In particular, they say, the language could confuse minority voters.
Yes, it is a long proposition that’s difficult for even someone entrenched in politics to understand on the first read-through. For those with lower reading levels, it will certainly be confusing. Some of those individuals are surely minorities.
Some, not all. There are plenty of people who struggle with reading who are not minorities. And there are definitely plenty of minorities who do not struggle with reading.
The greater issue is this: When did it become appropriate to lump minorities in with the uneducated, the poor, the struggling-in-school, as if these groups are identical? What happened to being colorblind, to race not mattering?
I think this subtle language choice reveals a lot – and it’s not coming from Republicans or the Tea Party.
A similar mindset is rearing its head in Texas in three Supreme Court cases.
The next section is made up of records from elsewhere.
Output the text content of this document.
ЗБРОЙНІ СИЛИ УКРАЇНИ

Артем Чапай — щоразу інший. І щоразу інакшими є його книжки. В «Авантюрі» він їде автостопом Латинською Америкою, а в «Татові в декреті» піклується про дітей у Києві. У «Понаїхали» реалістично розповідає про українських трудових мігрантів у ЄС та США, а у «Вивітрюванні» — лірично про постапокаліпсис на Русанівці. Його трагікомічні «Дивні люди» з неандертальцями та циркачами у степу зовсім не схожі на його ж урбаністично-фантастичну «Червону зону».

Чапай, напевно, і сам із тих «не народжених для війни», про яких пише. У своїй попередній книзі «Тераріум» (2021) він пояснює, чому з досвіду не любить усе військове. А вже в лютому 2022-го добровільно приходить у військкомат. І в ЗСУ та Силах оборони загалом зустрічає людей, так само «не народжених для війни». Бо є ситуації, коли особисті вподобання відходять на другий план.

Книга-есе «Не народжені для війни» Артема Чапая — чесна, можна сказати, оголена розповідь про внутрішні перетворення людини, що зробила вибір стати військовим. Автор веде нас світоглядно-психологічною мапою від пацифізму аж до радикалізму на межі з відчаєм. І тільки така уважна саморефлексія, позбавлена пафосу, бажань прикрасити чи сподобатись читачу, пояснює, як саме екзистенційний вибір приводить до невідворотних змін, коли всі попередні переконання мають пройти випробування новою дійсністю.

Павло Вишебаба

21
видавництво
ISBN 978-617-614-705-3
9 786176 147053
Race in education: Diversity is a good thing, but it’s not an excuse to lower standards for a particular group of people. Liberal advocates for minorities, women, redistribution of wealth, etc., love to talk about a “level playing field.” And they’re right: students expect that their work will be taken seriously and judged fairly. Grades should not be awarded based on race. How is admissions any different?
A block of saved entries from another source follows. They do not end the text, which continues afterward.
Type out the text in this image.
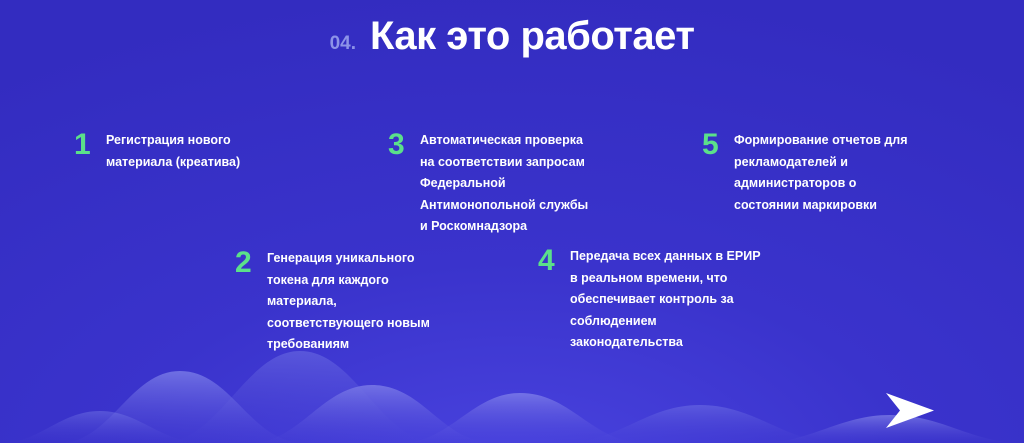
04. Как это работает
1 Регистрация нового материала (креатива)
2 Генерация уникального токена для каждого материала, соответствующего новым требованиям
3 Автоматическая проверка на соответствии запросам Федеральной Антимонопольной службы и Роскомнадзора
4 Передача всех данных в ЕРИР в реальном времени, что обеспечивает контроль за соблюдением законодательства
5 Формирование отчетов для рекламодателей и администраторов о состоянии маркировки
Abigail Fisher has a solid case in Fisher v. University of Texas. She worked hard throughout high school and deserved a shot based on her academic success – not her skin color. But not only is race-based admissions unfair to white students who are passed over because they belong to the majority race, it’s potentially degrading to minorities, suggesting that they need special treatment in order to succeed – doing nothing whatsoever to mend racial divisions. A fellow conservative blogger Justin Higgins put it:
Any time you apply separate blind standards to groups of people based on race, you’re doing far more harm than good to the groups you’re trying to help.
Furthermore, UT’s goal of “critical mass” being discussed in the case is entirely subjective and unenforceable. There is no defined demographic makeup (that would seem an awful lot like illegal racial quotas). It depends either on the feelings of the school’s administrators or of students. Who gets to decide when critical mass is reached? How many students have to say they don’t feel equal in order to negate it?
Voter ID: Obtaining a photo identification card might pose a minor inconvenience. No one seems to have any exact figures for Texas, but it seems – as in the proposition language debate above – many who don’t have IDs are minorities.
However, to make the jump from “some people might not have IDs” to “minorities without IDs are being disenfranchised” is a bit extreme. Generalizing that they can’t possibly get an ID that is either inexpensive or free diminishes their capability as functioning adults.
It’s true some counties don’t have DPS offices and that many offices in cities have very long lines. That’s an independent problem that will undoubtedly be addressed during the next legislative session. But it’s hardly grounds to claim people are being discriminated against, or that we can’t ask folks to spend a small amount of effort helping protect our most precious privilege as American citizens.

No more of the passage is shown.